Given what has been reported about the events leading up to the shooting at Oxford High School, the community and the nation needed a fuller accounting of how school officials responded in the hours before Ethan Crumbley turned his school into a bloodbath. Well, that accounting began dribbling out late Saturday—and enough details came out to merit a separate diary.
In a letter to the Oxford community, Oxford Community Schools superintendent Tim Throne shed some light on the events of Nov. 30, just before the shooting. It turns out that I wasn’t being too harsh when I referred to James and Jennifer Crumbley as Ethan’s “parents” rather than just his parents. When they were told—not asked—to get Ethan into counseling, they seemed more concerned about getting back to work on time than doing their most basic duty as parents.
Read the letter here. Throne revealed that on the morning of Nov. 30, one of Ethan’s teachers saw the now-infamous note depicting a semi-automatic handgun, a bullet, and the words “The thoughts won’t stop. Help me”; “Blood everywhere”; “My life is useless”; and “The world is dead.” The teacher immediately alerted guidance counselors, as well as dean of students Nick Ejak.

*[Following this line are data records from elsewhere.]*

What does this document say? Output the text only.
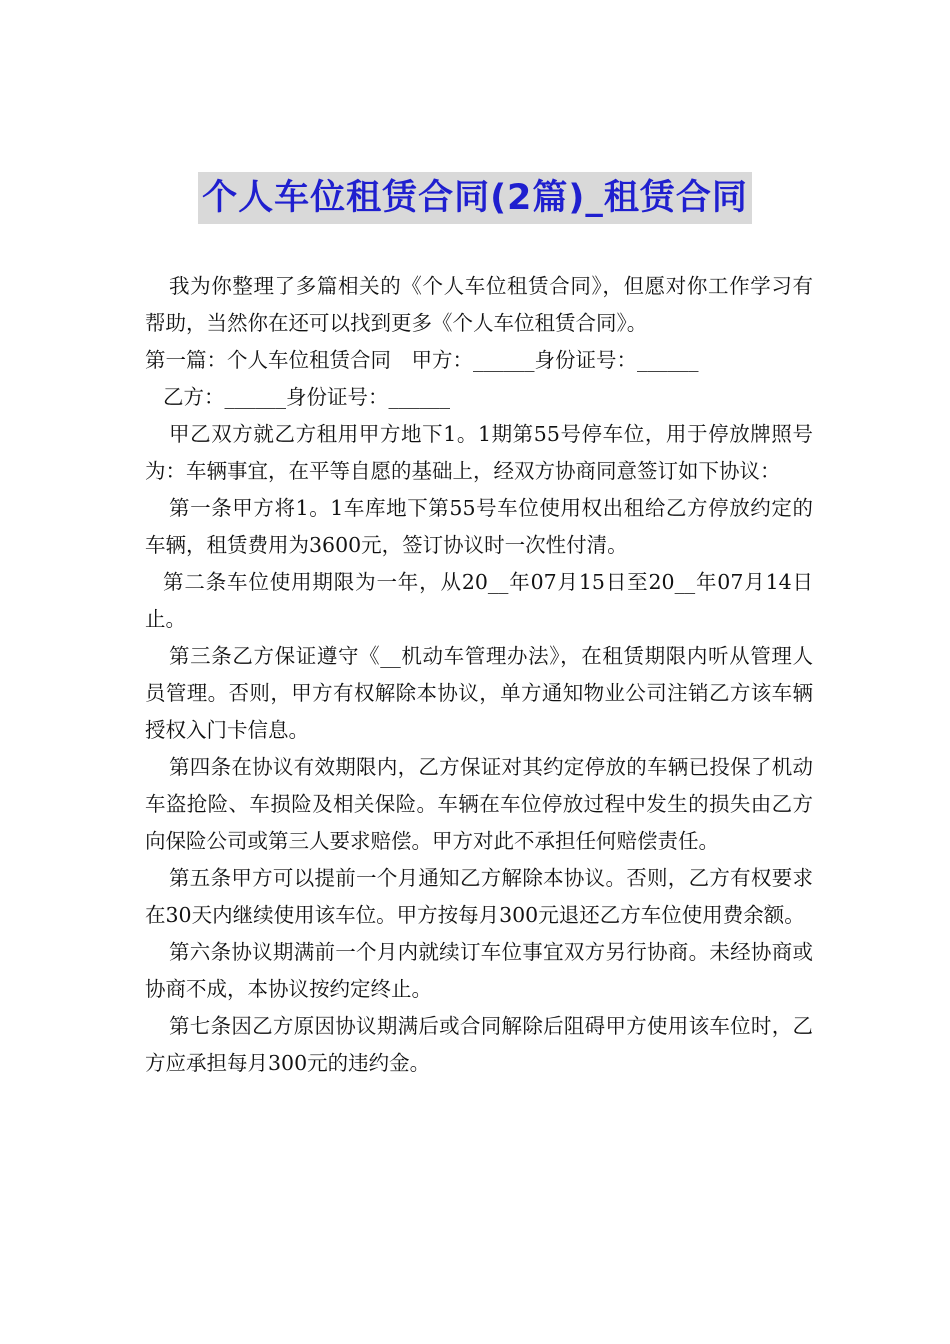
个人车位租赁合同(2篇)_租赁合同

我为你整理了多篇相关的《个人车位租赁合同》，但愿对你工作学习有帮助，当然你在还可以找到更多《个人车位租赁合同》。

第一篇：个人车位租赁合同　甲方：______身份证号：______

乙方：______身份证号：______

甲乙双方就乙方租用甲方地下1。1期第55号停车位，用于停放牌照号为：车辆事宜，在平等自愿的基础上，经双方协商同意签订如下协议：

第一条甲方将1。1车库地下第55号车位使用权出租给乙方停放约定的车辆，租赁费用为3600元，签订协议时一次性付清。

第二条车位使用期限为一年，从20__年07月15日至20__年07月14日止。

第三条乙方保证遵守《__机动车管理办法》，在租赁期限内听从管理人员管理。否则，甲方有权解除本协议，单方通知物业公司注销乙方该车辆授权入门卡信息。

第四条在协议有效期限内，乙方保证对其约定停放的车辆已投保了机动车盗抢险、车损险及相关保险。车辆在车位停放过程中发生的损失由乙方向保险公司或第三人要求赔偿。甲方对此不承担任何赔偿责任。

第五条甲方可以提前一个月通知乙方解除本协议。否则，乙方有权要求在30天内继续使用该车位。甲方按每月300元退还乙方车位使用费余额。

第六条协议期满前一个月内就续订车位事宜双方另行协商。未经协商或协商不成，本协议按约定终止。

第七条因乙方原因协议期满后或合同解除后阻碍甲方使用该车位时，乙方应承担每月300元的违约金。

Ethan was immediately pulled from class and taken to a guidance counselor’s office. When questioned about the note, Ethan said he had ambitions about becoming a video game designing; the drawings were part of a design for a game. As we now know, by then Ethan had scratched out several portions of the note.
Counselors called Ethan’s “parents,” but it took awhile to raise them. In that time, they continued to observe and question Ethan. According to Throne, Ethan “appeared calm,” and counselors had no reason to believe he posed a danger to himself and/or others.
When the “parents” finally arrived, counselors asked Ethan “specific probing questions regarding the potential for self-harm and harm to others.” Ethan’s answers apparently convinced the counselors that he posed no threat. However, apparently they were concerned enough about the note to recommend counseling. This makes sense; apparently they were concerned that the manner in which he expressed himself wasn’t the most healthy.
How the parents responded to that recommendation has to be reproduced in full to be believed.
Counseling was recommended for him, and his parents were notified that they had 48 hours to seek counseling for their child or the school would contact Child Protective Services. When the parents were asked to take their son home for the day, they flatly refused and left without their son, apparently to return to work.
Given the fact that the child had no prior disciplinary infractions, the decision was made he would be returned to the classroom rather than sent home to an empty house.
I had to read this twice to believe it. These two “parents” had just been told—not asked—to get help for their son, and get it within 48 hours. Any parent with an iota of love for their son would have dropped everything and made sure Ethan got home safely. But they couldn’t be bothered to do so.
Based on Throne’s telling, the counselors apparently felt that they were in a tight spot. Ethan’s parents weren’t willing to take him home for the rest of the day. And yet, if I’m reading this right, they didn’t want to risk having it on their consciences in case Ethan committed suicide while at home alone. But it seems hard for me to believe that there was nothing the counselors could do other than send him back to class. Indeed, according to Throne, the counselors didn’t alert the principal or the assistant principal.
Apparently Throne and the school board have already been taking a lot of heat, because he says that in the face of “anger (and) confusion” as well as “understandable questioning,” the counselors “professional training and clinical experience” led them to make a decision based on the facts they had on the table at the time. Frankly, though, it seems hard to believe that there was nothing the counselors could do on their own when it was apparent that Ethan’s “parents” weren’t taking this seriously.
That being said, though, this letter makes Ethan’s “parents” look even worse than they already did. I have to wonder if school officials shared this information with prosecutors and law enforcement. After all, it would certainly bolster prosecutors’ case that these “parents’” nonfeasance justified charges of involuntary manslaughter. If I were their lawyers, I’d be in plea bargain talks right now. Consider what we already know. They didn’t see fit to search his backpack or ask him if he had the gun they’d bought him as an early Christmas present with him. But they couldn’t be bothered to drop everything and spend the rest of the day with Ethan, or at least make sure he had a safe place to go. That’s not going to allow them to look good in front of a jury.
Throne has asked for a third-party investigation into the incident. However, we don’t need an investigation to know that James and Jennifer Crumbley are the definition of unfit parents. The Crumbleys face up to 15 years in prison per count. Based on this report, anything less than a total of 20 years would be a joke. Based on this telling of events, these “parents” did not make the decision they should have made—the decision they had just been told to make, the decision they were legally and morally required to make. And because of that failure, four people are dead.